Hier ist schon lange keine Liebe mehr, dachte sich Thoralf, als er in das Schlafzimmer von Linda und Erik kam. Das Paar lag voneinander abwesend im Bett, Linda las einen kitschigen Liebesroman, Erik spielte am Telefon herum. Die beiden hatten sich schon lange nichts mehr zu sagen. Dies würde eine leichte Mission werden. Wie immer würde er einen fadenscheinigen Grund zum Streiten zwischen die beiden streuen. Wenn der Streit erst richtig eskalieren würde, würden die Herzen dieses Paare vereisen und er könnte sie ohne große Mühe stehlen. Keine große Kunst, immerhin war es schon das siebte Paar diese Woche. Und es war erst Mittwoch.

Er schwebte zwischen Linda und Erik und spürte Lindas Empörung, wie Erik Lindas Mutter gestern behandelt hat. Na wunderbar, der Grund zum Streiten wurde Thoralf auch schon vorgelegt. Als er ansetzte, um mit seinem toxischen Atem die Stimmung zu vergiften sah er Linda in die Augen. Ihn durchfuhr es schlagartig. Er brach sein Vorhaben ab und flüchtete schnell.
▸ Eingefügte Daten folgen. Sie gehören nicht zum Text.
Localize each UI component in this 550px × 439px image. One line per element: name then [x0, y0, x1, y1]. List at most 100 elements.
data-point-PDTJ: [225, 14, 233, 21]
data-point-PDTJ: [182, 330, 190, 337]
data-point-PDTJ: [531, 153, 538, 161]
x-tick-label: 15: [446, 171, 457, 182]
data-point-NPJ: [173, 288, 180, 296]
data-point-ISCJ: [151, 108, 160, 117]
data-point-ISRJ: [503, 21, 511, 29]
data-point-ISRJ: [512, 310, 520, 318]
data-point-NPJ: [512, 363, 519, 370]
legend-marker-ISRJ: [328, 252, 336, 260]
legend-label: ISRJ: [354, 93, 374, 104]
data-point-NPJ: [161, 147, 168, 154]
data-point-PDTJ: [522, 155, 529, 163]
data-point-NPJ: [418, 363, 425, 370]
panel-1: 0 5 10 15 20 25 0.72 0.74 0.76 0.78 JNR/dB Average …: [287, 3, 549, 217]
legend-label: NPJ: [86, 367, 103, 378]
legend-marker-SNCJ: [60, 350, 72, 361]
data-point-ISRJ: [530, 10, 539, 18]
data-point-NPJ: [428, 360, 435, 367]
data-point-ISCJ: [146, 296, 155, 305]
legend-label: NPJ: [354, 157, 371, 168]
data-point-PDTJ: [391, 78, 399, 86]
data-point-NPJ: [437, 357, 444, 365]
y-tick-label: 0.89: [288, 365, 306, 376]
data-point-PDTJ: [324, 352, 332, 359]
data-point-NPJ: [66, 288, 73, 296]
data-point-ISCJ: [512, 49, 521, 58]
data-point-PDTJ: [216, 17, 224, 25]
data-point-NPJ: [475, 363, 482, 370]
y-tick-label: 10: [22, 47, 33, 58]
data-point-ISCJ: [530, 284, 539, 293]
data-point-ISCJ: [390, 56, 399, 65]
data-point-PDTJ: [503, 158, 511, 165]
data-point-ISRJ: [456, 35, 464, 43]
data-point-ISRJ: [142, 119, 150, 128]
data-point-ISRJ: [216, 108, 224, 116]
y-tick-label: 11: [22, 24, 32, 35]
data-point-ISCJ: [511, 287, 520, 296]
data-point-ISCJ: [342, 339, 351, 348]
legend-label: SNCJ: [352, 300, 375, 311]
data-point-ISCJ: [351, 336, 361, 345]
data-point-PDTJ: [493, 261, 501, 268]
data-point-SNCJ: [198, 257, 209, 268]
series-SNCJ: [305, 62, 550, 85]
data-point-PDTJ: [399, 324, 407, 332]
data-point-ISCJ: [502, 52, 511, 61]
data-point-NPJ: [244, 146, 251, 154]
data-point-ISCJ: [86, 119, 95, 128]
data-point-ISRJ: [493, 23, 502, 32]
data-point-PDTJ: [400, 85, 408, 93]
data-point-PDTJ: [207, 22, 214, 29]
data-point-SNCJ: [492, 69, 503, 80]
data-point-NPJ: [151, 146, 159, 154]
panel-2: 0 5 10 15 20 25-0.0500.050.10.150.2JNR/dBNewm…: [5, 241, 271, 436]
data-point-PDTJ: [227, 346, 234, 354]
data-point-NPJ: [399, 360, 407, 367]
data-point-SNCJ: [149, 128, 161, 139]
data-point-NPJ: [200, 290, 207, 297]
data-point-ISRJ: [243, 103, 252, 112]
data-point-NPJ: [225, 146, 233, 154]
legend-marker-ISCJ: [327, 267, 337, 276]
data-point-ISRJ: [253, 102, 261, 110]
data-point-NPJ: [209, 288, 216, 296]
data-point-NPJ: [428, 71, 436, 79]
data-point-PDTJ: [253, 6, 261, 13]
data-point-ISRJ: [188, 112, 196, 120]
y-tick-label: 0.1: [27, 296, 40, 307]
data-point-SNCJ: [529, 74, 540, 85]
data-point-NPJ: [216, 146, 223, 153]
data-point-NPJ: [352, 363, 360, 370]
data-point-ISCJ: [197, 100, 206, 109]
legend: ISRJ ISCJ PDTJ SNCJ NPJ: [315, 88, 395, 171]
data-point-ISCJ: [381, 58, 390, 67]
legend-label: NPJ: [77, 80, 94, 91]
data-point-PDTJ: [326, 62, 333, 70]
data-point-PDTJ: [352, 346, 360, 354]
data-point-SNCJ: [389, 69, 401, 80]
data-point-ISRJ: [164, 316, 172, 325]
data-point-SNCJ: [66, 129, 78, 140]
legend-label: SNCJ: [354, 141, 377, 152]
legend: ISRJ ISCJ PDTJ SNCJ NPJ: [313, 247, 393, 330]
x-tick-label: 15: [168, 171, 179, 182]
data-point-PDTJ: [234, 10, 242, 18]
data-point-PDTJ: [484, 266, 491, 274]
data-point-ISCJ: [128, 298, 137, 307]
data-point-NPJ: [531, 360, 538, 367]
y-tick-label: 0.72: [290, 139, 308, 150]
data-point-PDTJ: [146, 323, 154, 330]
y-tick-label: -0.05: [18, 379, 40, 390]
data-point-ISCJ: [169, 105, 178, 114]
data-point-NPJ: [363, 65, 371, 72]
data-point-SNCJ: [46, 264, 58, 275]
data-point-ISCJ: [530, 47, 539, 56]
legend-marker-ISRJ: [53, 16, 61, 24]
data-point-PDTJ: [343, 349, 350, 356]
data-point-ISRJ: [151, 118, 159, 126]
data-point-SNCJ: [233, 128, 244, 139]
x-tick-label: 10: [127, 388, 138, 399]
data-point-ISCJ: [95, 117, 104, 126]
Vor dem Haus suchte Thoralf den Weg zu sich. Was was geschehen? Warum konnte er diesem Paar nicht die Herzen stehlen? Oder viel mehr: warum konnte er Lindas Herz nicht erkalten lassen? Er kreiste unruhig durch die Gegend, wissend, dass er eigentlich zurück müsse, die Mission vollenden. So war es nun mal. Sein Boss, der mächtigste aller Dämonen hatte allen seinen untergebenen Dämonen den Auftrag gegeben, alle Herzen zu stehlen und die Erde in einen völlig lieblosen Planeten zu verwandeln. Und so wurde aus Thoralf ein Jäger. Ein bisher sogar recht erfolgreicher Jäger.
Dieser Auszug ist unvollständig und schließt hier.